WA: I’m quoted as saying the other day less than the price of the ziploc bag it’s in. I can’t imagine – you know, it was a funny thing, I thought that was a really good bit that they came up with, the idea that he’s like – the height of absurdity of our obsession with, you know, the idea of celebrity and how meaningless it is that this guy was really – I guess the people of New York do think that he saved the city but that he thinks that, you know, at this point his hot air is worth something is pretty funny.
Q: So what is each of your dormant animal gene and why?
GW: The peregrine falcon. And I had to get that out because [Stephen] keeps trying to take my animal. Like we’ve been doing interviews the last couple of days and I love the peregrine falcon, it’s the fastest animal in the world. It dives at like 200 miles per hour. And this freak of nature, he didn’t have his own animal, and he tried to take mine. So peregrine falcon, I just wanted to get it out there.

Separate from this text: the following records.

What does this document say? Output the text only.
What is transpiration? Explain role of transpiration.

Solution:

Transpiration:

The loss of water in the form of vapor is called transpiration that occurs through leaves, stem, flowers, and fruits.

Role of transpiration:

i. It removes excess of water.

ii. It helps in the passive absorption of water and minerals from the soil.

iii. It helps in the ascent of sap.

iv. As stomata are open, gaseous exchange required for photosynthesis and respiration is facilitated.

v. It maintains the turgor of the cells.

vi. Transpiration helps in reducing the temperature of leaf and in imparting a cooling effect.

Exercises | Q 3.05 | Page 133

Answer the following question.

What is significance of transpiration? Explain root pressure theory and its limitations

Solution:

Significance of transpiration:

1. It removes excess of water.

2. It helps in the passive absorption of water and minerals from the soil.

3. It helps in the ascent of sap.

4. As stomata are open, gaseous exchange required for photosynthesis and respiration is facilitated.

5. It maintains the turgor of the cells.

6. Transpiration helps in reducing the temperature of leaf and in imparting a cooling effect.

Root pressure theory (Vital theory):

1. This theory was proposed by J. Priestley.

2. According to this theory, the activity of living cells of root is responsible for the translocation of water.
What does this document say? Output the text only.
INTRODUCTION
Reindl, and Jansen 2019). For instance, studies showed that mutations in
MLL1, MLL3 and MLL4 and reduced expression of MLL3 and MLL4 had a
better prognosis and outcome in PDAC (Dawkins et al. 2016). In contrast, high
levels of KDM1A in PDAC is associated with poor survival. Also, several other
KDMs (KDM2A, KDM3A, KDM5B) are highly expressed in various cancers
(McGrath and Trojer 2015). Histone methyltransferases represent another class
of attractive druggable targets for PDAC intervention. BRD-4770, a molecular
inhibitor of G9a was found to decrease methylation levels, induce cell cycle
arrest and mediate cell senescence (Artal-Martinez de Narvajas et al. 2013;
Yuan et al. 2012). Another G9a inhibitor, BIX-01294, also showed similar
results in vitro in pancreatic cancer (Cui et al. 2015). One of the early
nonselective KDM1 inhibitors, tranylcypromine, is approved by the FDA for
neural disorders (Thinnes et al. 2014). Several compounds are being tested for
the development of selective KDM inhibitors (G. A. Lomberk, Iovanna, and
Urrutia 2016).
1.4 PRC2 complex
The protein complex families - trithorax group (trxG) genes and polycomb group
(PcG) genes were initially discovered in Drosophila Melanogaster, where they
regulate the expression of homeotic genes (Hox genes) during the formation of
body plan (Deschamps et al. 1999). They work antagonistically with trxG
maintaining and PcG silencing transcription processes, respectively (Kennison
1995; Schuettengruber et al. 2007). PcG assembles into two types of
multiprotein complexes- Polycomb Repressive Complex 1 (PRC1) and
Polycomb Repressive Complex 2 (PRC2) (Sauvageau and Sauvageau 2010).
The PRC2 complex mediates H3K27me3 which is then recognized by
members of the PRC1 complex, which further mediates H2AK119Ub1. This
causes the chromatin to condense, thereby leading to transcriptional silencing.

Q: So Stephen, what’s yours then? Is it the –
SF: Well, my first option would be the peregrine falcon.
Q: What about you, Amell?
SA: Giraffe. ‘Cause I don’t want to be the dude that’d be like “I’m a lion,” so I picked giraffe, because everybody thinks about it for a little bit and goes, ah, that wouldn’t be half bad.
WA: I got to say, I’d be a black lab, like a dog. You guys are all living out there in the wild. I’m in somebody’s house in Beverly Hills. I’m sleeping 18 hours a day, I’m watching TV, people want to pet me all the time, they feed me. I don’t have to do shit. God, you guys are dumb.
Teenage Mutant Ninja Turtles: Out of the Shadow is directed by David Green, written by Josh Appelbaum and Andre Nemec, and stars Megan Fox, Stephen Amell, Will Arnett, Brian Tee, Tyler Perry, Brittany Ishibashi, Gary Anthony Williams, Stephen Farrelly, and Laura Linney. TMNT: Out of the Shadows will be in theaters June 3, 2016.